Descompromisso com as metas fiscais revelado pelo presidente dificulta a missão do Banco Central
A penúltima reunião de 2023 do Comitê de Política Monetária (Copom) do Banco Central (BC) começa amanhã com o mercado num clima de dúvida. O encontro acontece quatro dias depois de o presidente Luiz Inácio Lula da Silva ter declarado que a meta fiscal de 2024 dificilmente será zero. Ao ser questionado hoje sobre o tema, o ministro da Fazenda, Fernando Haddad, reiterou seu compromisso com a meta assumida pelo governo: “Minha meta está estabelecida: vou buscar o equilíbrio fiscal de todas as formas justas e necessárias para que tenhamos um país melhor”.
A declaração desastrada de Lula vai além de desautorizar publicamente quem ele próprio escolheu para cuidar da economia. Lula volta a agir como se fosse um comentarista econômico, não um ator com poder de influenciar expectativas do mercado. Com isso, só contribui para dificultar o desafio do BC. Haddad tentou aliviar o clima, e a maioria dos analistas acredita que o BC cortará os juros em meio ponto percentual (para 12,25%). Mas cresceu a dúvida sobre quando terminará o ciclo de queda iniciado em agosto.
A projeção para a taxa básica em dezembro de 2024, que já esteve em 9%, começou a subir, como mostrou o relatório Focus divulgado hoje. As declarações de Lula provavelmente ajudarão a deteriorá-la ainda mais. Caso a perspectiva se confirme, o BC, cujo mandato é zelar pelo combate à inflação, será obrigado a manter o juro mais alto. Por enquanto, o banco tem cumprido sua missão.

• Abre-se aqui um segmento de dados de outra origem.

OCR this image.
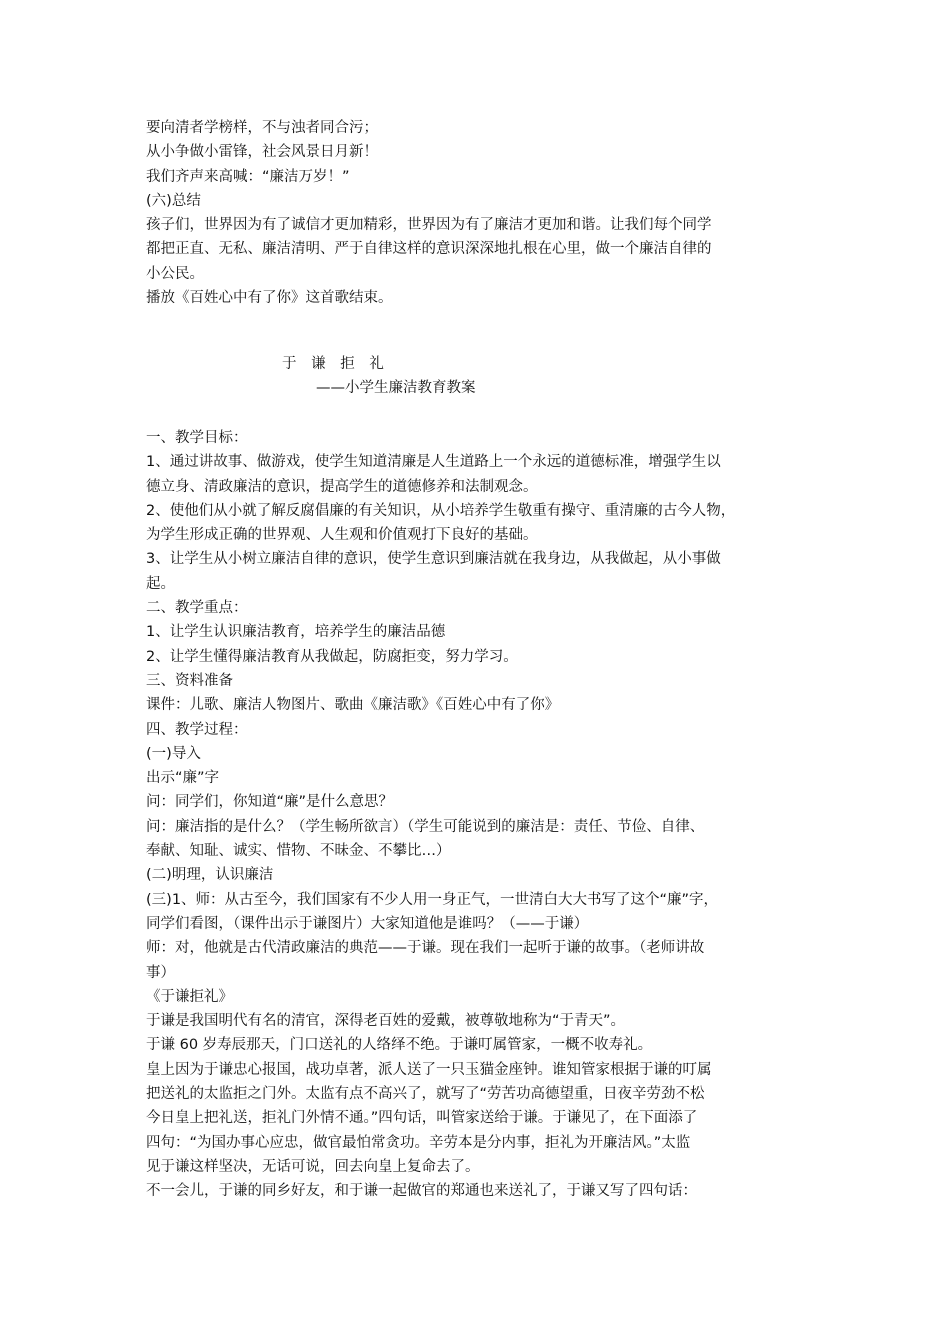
要向清者学榜样，不与浊者同合污；
从小争做小雷锋，社会风景日月新！
我们齐声来高喊：“廉洁万岁！”
(六)总结
孩子们，世界因为有了诚信才更加精彩，世界因为有了廉洁才更加和谐。让我们每个同学
都把正直、无私、廉洁清明、严于自律这样的意识深深地扎根在心里，做一个廉洁自律的
小公民。
播放《百姓心中有了你》这首歌结束。
于 谦 拒 礼
——小学生廉洁教育教案
一、教学目标：
1、通过讲故事、做游戏，使学生知道清廉是人生道路上一个永远的道德标准，增强学生以
德立身、清政廉洁的意识，提高学生的道德修养和法制观念。
2、使他们从小就了解反腐倡廉的有关知识，从小培养学生敬重有操守、重清廉的古今人物，
为学生形成正确的世界观、人生观和价值观打下良好的基础。
3、让学生从小树立廉洁自律的意识，使学生意识到廉洁就在我身边，从我做起，从小事做
起。
二、教学重点：
1、让学生认识廉洁教育，培养学生的廉洁品德
2、让学生懂得廉洁教育从我做起，防腐拒变，努力学习。
三、资料准备
课件：儿歌、廉洁人物图片、歌曲《廉洁歌》《百姓心中有了你》
四、教学过程：
(一)导入
出示“廉”字
问：同学们，你知道“廉”是什么意思？
问：廉洁指的是什么？（学生畅所欲言）（学生可能说到的廉洁是：责任、节俭、自律、
奉献、知耻、诚实、惜物、不昧金、不攀比…）
(二)明理，认识廉洁
(三)1、师：从古至今，我们国家有不少人用一身正气，一世清白大大书写了这个“廉”字，
同学们看图，（课件出示于谦图片）大家知道他是谁吗？（——于谦）
师：对，他就是古代清政廉洁的典范——于谦。现在我们一起听于谦的故事。（老师讲故
事）
《于谦拒礼》
于谦是我国明代有名的清官，深得老百姓的爱戴，被尊敬地称为“于青天”。
于谦 60 岁寿辰那天，门口送礼的人络绎不绝。于谦叮属管家，一概不收寿礼。
皇上因为于谦忠心报国，战功卓著，派人送了一只玉猫金座钟。谁知管家根据于谦的叮属
把送礼的太监拒之门外。太监有点不高兴了，就写了“劳苦功高德望重，日夜辛劳劲不松
今日皇上把礼送，拒礼门外情不通。”四句话，叫管家送给于谦。于谦见了，在下面添了
四句：“为国办事心应忠，做官最怕常贪功。辛劳本是分内事，拒礼为开廉洁风。”太监
见于谦这样坚决，无话可说，回去向皇上复命去了。
不一会儿，于谦的同乡好友，和于谦一起做官的郑通也来送礼了，于谦又写了四句话：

A previsão atual é que a inflação feche 2023 e 2024 acima do centro da meta (3,25% e 3%), mas abaixo do teto (4,75% e 4,50%).
Lula demonstrou desconhecimento sobre a necessidade de o governo equilibrar suas contas para mudar a trajetória ascendente da dívida pública, de modo a contribuir para a queda dos juros. Causa espanto a incompreensão, dada a gravidade do cenário externo. A expectativa é que a política monetária americana continue restritiva por um bom tempo devido à resiliência da inflação. Por isso as taxas de longo prazo nos Estados Unidos estão em alta. Com juros mais altos, os títulos da dívida americana atraem mais capital externo, e o dólar se valoriza. Nos países em que perde força, os importados encarecem e aumentam a inflação. Isso ainda não aconteceu por aqui, mas essa é uma fonte de preocupação.
Não é a única. Com a guerra na Ucrânia, o mercado global de energia sofreu um solavanco. Agora o conflito é no Oriente Médio. Relatório do Banco Mundial divulgado ontem projeta, com base na desaceleração da economia global, que o barril de petróleo deverá cair de US$ 90 para US$ 81 no ano que vem. Mas, caso a guerra entre Israel e Hamas se alastre e países exportadores cortem a produção, o documento prevê dois cenários alarmantes. No médio, os estragos seriam semelhantes aos provocados pela guerra no Iraque em 2003, e o valor do barril chegaria a US$ 121. No pior, comparável ao embargo de 1973, alcançaria US$ 157.
Na ata da última reunião do Copom, o presidente e os diretores do BC ressaltaram a necessidade de cooperação do governo: “Tendo em conta a importância da execução das metas fiscais já estabelecidas para a ancoragem das expectativas de inflação e, consequentemente, para a condução da política monetária, o Comitê reforça a importância da firme persecução dessas metas”. Ao final da reunião desta semana, precisarão ser mais enfáticos.